Back in 2014, I entered school for photography. I didn’t know what I wanted to do or if I was ever going to do anything precisely. a year later I considered myself a portraiture photographer. nearly half a year had gone by and I picked up a new genre; architectural photography. Like portraiture photography, I enjoyed the satisfaction of not having to use a tripod. I thought carrying a tripod was heavy and useless. for the most part, I got away without using tripods. I pointed towards a direction, framed it and captured some cool shots, but that’s all my work was…cool. I hadn't studied or known any past architectural photographers so I did a little research and it's safe to say that I had gotten better and treated architecture as if it was my own child. I made sure it looked professional and not sloppy, had great lighting and the structure was always interesting. Tilt-shift lens wasn't a must have item either. I started using the two recently. I've learned two things.
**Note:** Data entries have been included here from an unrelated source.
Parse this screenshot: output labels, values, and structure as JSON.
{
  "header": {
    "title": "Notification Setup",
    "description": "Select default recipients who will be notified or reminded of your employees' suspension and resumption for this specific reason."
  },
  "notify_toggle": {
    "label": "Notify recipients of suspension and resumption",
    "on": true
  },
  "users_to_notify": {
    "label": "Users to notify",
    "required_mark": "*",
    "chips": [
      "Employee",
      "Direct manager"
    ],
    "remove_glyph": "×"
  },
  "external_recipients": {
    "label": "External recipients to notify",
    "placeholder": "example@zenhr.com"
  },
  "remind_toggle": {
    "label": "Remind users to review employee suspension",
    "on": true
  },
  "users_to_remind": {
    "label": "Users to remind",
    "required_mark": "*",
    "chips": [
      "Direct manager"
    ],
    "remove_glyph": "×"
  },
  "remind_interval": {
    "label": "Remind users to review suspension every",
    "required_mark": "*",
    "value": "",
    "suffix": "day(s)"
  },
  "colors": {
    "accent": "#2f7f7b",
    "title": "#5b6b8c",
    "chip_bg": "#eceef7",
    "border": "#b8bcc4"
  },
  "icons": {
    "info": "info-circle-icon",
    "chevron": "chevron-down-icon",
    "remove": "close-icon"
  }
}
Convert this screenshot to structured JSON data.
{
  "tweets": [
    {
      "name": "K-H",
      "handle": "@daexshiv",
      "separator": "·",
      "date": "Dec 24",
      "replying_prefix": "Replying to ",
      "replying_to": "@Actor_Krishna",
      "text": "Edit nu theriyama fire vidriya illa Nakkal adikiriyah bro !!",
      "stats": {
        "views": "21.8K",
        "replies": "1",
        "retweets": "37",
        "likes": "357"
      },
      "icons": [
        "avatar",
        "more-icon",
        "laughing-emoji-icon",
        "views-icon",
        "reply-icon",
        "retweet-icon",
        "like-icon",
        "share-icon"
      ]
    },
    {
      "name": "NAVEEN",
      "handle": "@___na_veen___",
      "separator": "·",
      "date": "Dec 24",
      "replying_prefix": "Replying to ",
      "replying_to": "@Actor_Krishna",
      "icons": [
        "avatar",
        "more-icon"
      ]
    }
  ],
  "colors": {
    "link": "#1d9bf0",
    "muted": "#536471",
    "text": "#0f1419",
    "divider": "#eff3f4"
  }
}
1. Architecture is to be carefully approached
2. It's amateurish to believe you can handheld everything
*There's more to list, but these two I see fit me very well.*
I started taking this architecture class. it's really hard for some of the others. I've been taken it for weeks and love it. it's nothing like the work I normally do., but I've learned to photograph
- Vernacular Architecture
- Historical Architecture
- Commercial Architecture
- Residential Architecture
- Interior/Exterior Architecture
I'm being challenge as an architectural photographer and trying my absolute best to improve.
The DMA is one of my favorite places to go. Last year I spent all my weekends and afternoon lunch breaks enjoying the art, culture, and above all the architecture. When I photographed the DMA I noticed the stone had a yellowish blue tint to them. Most stones are cream white or silverish gray; sort of lifeless, yet beautiful. I did a little color-selection and taken out the old rusted tint. All that was left was the gray and a hint of blue. The architecture new look looks like a tinted BW with glimmer spots all over. While the sunset sits in the sky is filled with a marble-like yellow.
The Second image has the same touch to it, but this time I've decided to increase the green in the grass giving it an increase in contrast. It nearly looks like play-doh. uncomfortable to stare at for too long in my opinion.